Monday, September 10, 2012

John Abercrombie Quartet, Within A Song

I don't suspect I need to tell readers of this blog that John Abercrombie has been a major force, a major influence on jazz guitarists since sometime in the '70s. I listen to many new guitarists in the round of reviews I do, and I have become more impressed in recent years with just how influential he has become.

But as with many great artists there is no ONE John Abercrombie. He changes as he sees fit, both over time and from project to project. So his latest, Within A Song (ECM 2254) has a way about it quite different than, say, the first Gateway album he did with Dave Holland and Jack DeJohnette way back when. Yet it is still Mr. Abercrombie that comes through, all that he is as a musical artist, and what he plays here has some relation of course to his earlier output. Perhaps that is pretty obvious.

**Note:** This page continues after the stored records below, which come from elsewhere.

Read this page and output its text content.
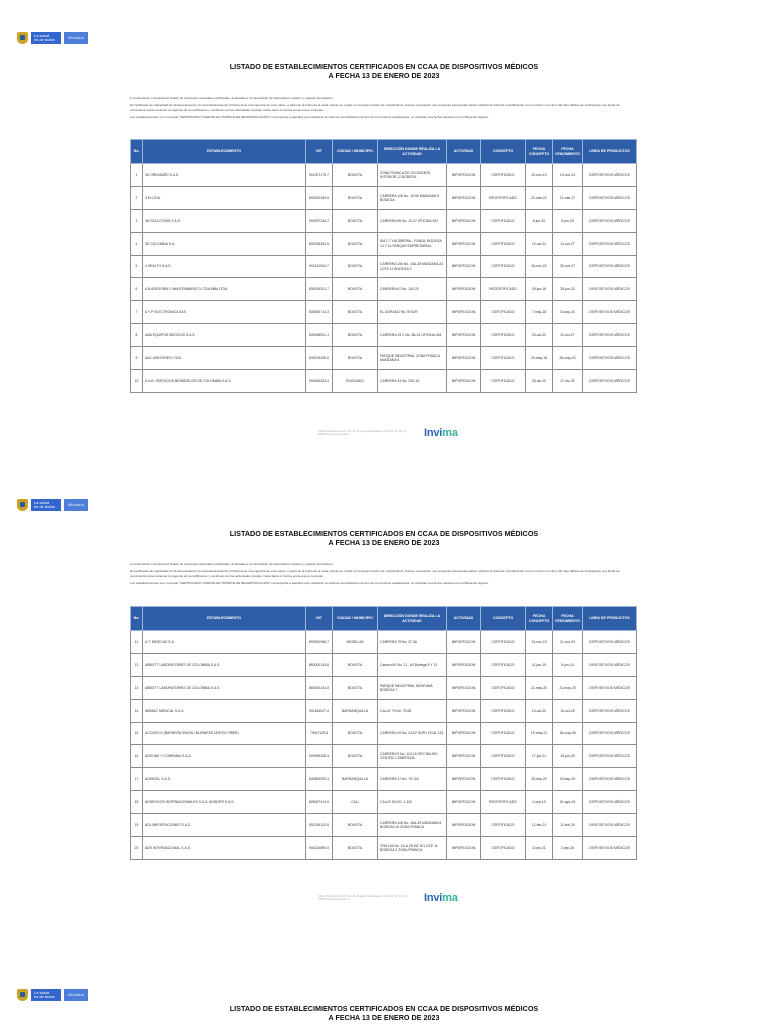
La salud
es de todos	Minsalud
LISTADO DE ESTABLECIMIENTOS CERTIFICADOS EN CCAA DE DISPOSITIVOS MÉDICOS
A FECHA 13 DE ENERO DE 2023

A continuación encontrará el listado de empresas nacionales certificadas, dedicadas a la importación de dispositivos médicos y equipos biomédicos.

El Certificado de Capacidad de Almacenamiento y/o Acondicionamiento (CCAA) tiene una vigencia de cinco años, a partir de la fecha de la visita, donde se expide el concepto técnico de cumplimiento. Para la renovación, las empresas interesadas deben solicitar la visita de recertificación como mínimo con cinco (5) días hábiles de anticipación a la fecha de vencimiento para mantener la vigencia de la certificación y continuar con las actividades propias, hasta tanto el Invima emita nuevo concepto.

Los establecimientos con concepto "CERTIFICADO VIGENTE EN TRÁMITE DE RECERTIFICACIÓN" corresponde a aquellos que solicitaron la visita de recertificación dentro de los términos establecidos, no obstante a la fecha mantienen la certificación vigente.

No.	ESTABLECIMIENTO	NIT	CIUDAD / MUNICIPIO	DIRECCIÓN DONDE REALIZA LA ACTIVIDAD	ACTIVIDAD	CONCEPTO	FECHA CONCEPTO	FECHA VENCIMIENTO	LINEA DE PRODUCTOS
1	3D ORISUMED S.A.S.	901307175-7	BOGOTA	ZONA FRANCA DE OCCIDENTE, INTERIOR 12 BODEGA	IMPORTACION	CERTIFICADO	20-nov-19	19-nov-24	DISPOSITIVOS MÉDICOS
2	3 M LTDA.	800150154-5	BOGOTA	CARRERA 106 No. 15-50 MANZANA 5 BODEGA	IMPORTACION	RECERTIFICADO	22-mar-22	21-mar-27	DISPOSITIVOS MÉDICOS
3	3M SOLUTIONS S.A.S.	900937240-2	BOGOTA	CARRERA 85 No. 10-37 OFICINA 402	IMPORTACION	CERTIFICADO	6-jun-20	5-jun-25	DISPOSITIVOS MÉDICOS
4	3S COLOMBIA S.A.	800035393-5	BOGOTA	KM 1.7 VIA SIBERIA - FUNZA, BODEGA 13 Y 14 PARQUE EMPRESARIAL	IMPORTACION	CERTIFICADO	12-oct-22	11-oct-27	DISPOSITIVOS MÉDICOS
5	4 HEALTH S.A.S.	901131004-7	BOGOTA	CARRERA 106 No. 15A-25 MANZANA 24 LOTE 11 BODEGA 3	IMPORTACION	CERTIFICADO	26-nov-22	25-nov-27	DISPOSITIVOS MÉDICOS
6	A B ASESORIA Y MANTENIMIENTO LTDA ABM LTDA.	830034201-7	BOGOTA	CARRERA 67 No. 100-20	IMPORTACION	RECERTIFICADO	26-jun-18	25-jun-23	DISPOSITIVOS MÉDICOS
7	A Y P ELECTRONICA SAS	830054714-3	BOGOTA	EL DORADO 96-78 SUR	IMPORTACION	CERTIFICADO	7-may-18	5-may-23	DISPOSITIVOS MÉDICOS
8	AAB EQUIPOS MEDICOS S.A.S.	830035001-1	BOGOTA	CARRERA 19 C No. 86-14 OFICINA 404	IMPORTACION	CERTIFICADO	23-oct-22	22-oct-27	DISPOSITIVOS MÉDICOS
9	AAC ASESORES LTDA.	830119430-0	BOGOTA	PARQUE INDUSTRIAL ZONA FRANCA MANZANA 5	IMPORTACION	CERTIFICADO	29-may-18	28-may-23	DISPOSITIVOS MÉDICOS
10	A.A.B. SERVICIOS BIOMEDICOS DE COLOMBIA S.A.S.	900544203-4	ENVIGADO	CARRERA 43 No. 23S-15	IMPORTACION	CERTIFICADO	28-dic-20	27-dic-25	DISPOSITIVOS MÉDICOS
Oficina Principal: Cra 10 N° 64 - 28 - Bogotá | Administrativo: Cra 10 N° 64 - 60 | (1) 2948700 | www.invima.gov.co	Invima
La salud
es de todos	Minsalud
LISTADO DE ESTABLECIMIENTOS CERTIFICADOS EN CCAA DE DISPOSITIVOS MÉDICOS
A FECHA 13 DE ENERO DE 2023

A continuación encontrará el listado de empresas nacionales certificadas, dedicadas a la importación de dispositivos médicos y equipos biomédicos.

El Certificado de Capacidad de Almacenamiento y/o Acondicionamiento (CCAA) tiene una vigencia de cinco años, a partir de la fecha de la visita, donde se expide el concepto técnico de cumplimiento. Para la renovación, las empresas interesadas deben solicitar la visita de recertificación como mínimo con cinco (5) días hábiles de anticipación a la fecha de vencimiento para mantener la vigencia de la certificación y continuar con las actividades propias, hasta tanto el Invima emita nuevo concepto.

Los establecimientos con concepto "CERTIFICADO VIGENTE EN TRÁMITE DE RECERTIFICACIÓN" corresponde a aquellos que solicitaron la visita de recertificación dentro de los términos establecidos, no obstante a la fecha mantienen la certificación vigente.

No.	ESTABLECIMIENTO	NIT	CIUDAD / MUNICIPIO	DIRECCIÓN DONDE REALIZA LA ACTIVIDAD	ACTIVIDAD	CONCEPTO	FECHA CONCEPTO	FECHA VENCIMIENTO	LINEA DE PRODUCTOS
11	A.T. MEDICAS S.A.	890931998-7	MEDELLIN	CARRERA 79 No. 37-36	IMPORTACION	CERTIFICADO	13-nov-19	11-nov-24	DISPOSITIVOS MÉDICOS
12	ABBOTT LABORATORIES DE COLOMBIA S.A.S.	860002134-8	BOGOTA	Carrera 90 No. 21 - 60 Bodega 5 Y 13	IMPORTACION	CERTIFICADO	11-jun-19	9-jun-24	DISPOSITIVOS MÉDICOS
13	ABBOTT LABORATORIES DE COLOMBIA S.A.S.	860002134-8	BOGOTA	PARQUE INDUSTRIAL MONTANA BODEGA 7	IMPORTACION	CERTIFICADO	22-may-20	21-may-25	DISPOSITIVOS MÉDICOS
14	ABIMAC MEDICAL S.A.S.	901184027-4	BARRANQUILLA	CALLE 79 No. 79-65	IMPORTACION	CERTIFICADO	10-oct-20	10-oct-25	DISPOSITIVOS MÉDICOS
15	ACCIVECO (BARRERA SIMON / BUSINESS UNITED FIBER)	79447129-8	BOGOTA	CARRERA 20 No. 23-02 SUR LOCAL 101	IMPORTACION	CERTIFICADO	19-may-21	18-may-26	DISPOSITIVOS MÉDICOS
16	ADELINE Y COMPANIA S.A.S.	900099208-3	BOGOTA	CARRERA 9 No. 113-15 OFICINA 801 CENTRO COMERCIAL	IMPORTACION	CERTIFICADO	17-jun-21	16-jun-26	DISPOSITIVOS MÉDICOS
17	ADENTAL S.A.S.	830500293-3	BARRANQUILLA	CARRERA 47 No. 79-104	IMPORTACION	CERTIFICADO	25-sep-20	24-sep-25	DISPOSITIVOS MÉDICOS
18	ADHESIVOS INTERNACIONALES S.A.S. ADINTER S.A.S.	805007414-9	CALI	CALLE 35 NO. 1-115	IMPORTACION	RECERTIFICADO	2-sep-19	31-ago-24	DISPOSITIVOS MÉDICOS
19	ADL IMPORTACIONES S.A.S.	901339120-8	BOGOTA	CARRERA 106 No. 15A-25 MANZANA 8 BODEGA 16 ZONA FRANCA	IMPORTACION	CERTIFICADO	12-feb-21	11-feb-26	DISPOSITIVOS MÉDICOS
20	ADS INTERNACIONAL S.A.S.	900324890-5	BOGOTA	CRA 106 No. 15-A-25 MZ 20 LOTE 11 BODEGA 2 ZONA FRANCA	IMPORTACION	CERTIFICADO	3-sep-21	2-sep-26	DISPOSITIVOS MÉDICOS
Oficina Principal: Cra 10 N° 64 - 28 - Bogotá | Administrativo: Cra 10 N° 64 - 60 | (1) 2948700 | www.invima.gov.co	Invima
La salud
es de todos	Minsalud
LISTADO DE ESTABLECIMIENTOS CERTIFICADOS EN CCAA DE DISPOSITIVOS MÉDICOS
A FECHA 13 DE ENERO DE 2023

The new album puts John with tenor original Joe Lovano, bass master Drew Gress and Joey Baron, a drummer of great depth, fire and subtlety, depending on the project.

This is an album of standards and a few Abercrombie originals. It is music in an ultra-laid-back mode, a cool sort of approach. That doesn't mean that the players aren't reaching back for inspiration and well-conceived improvisations. They are.

Abercrombie has evolved his tone so that at the moment it is unmistakably him, as always, but so mellow as to seem to be closer on first listen to a Jim Hall than ever. Yet what he plays is all Abercrombie, all the time. And even his tone has a telling Ambercrombian fullness and twist. At any rate he is in top form and must be heard with some concentration to be appreciated. Lovano sounds great too as you might expect. Gress and Baron hit more lightly but no less profoundly than usual. And the whole thing swings big!

It's an album that reminds us why John Abercrombie is such a force today. And it's a great listen too!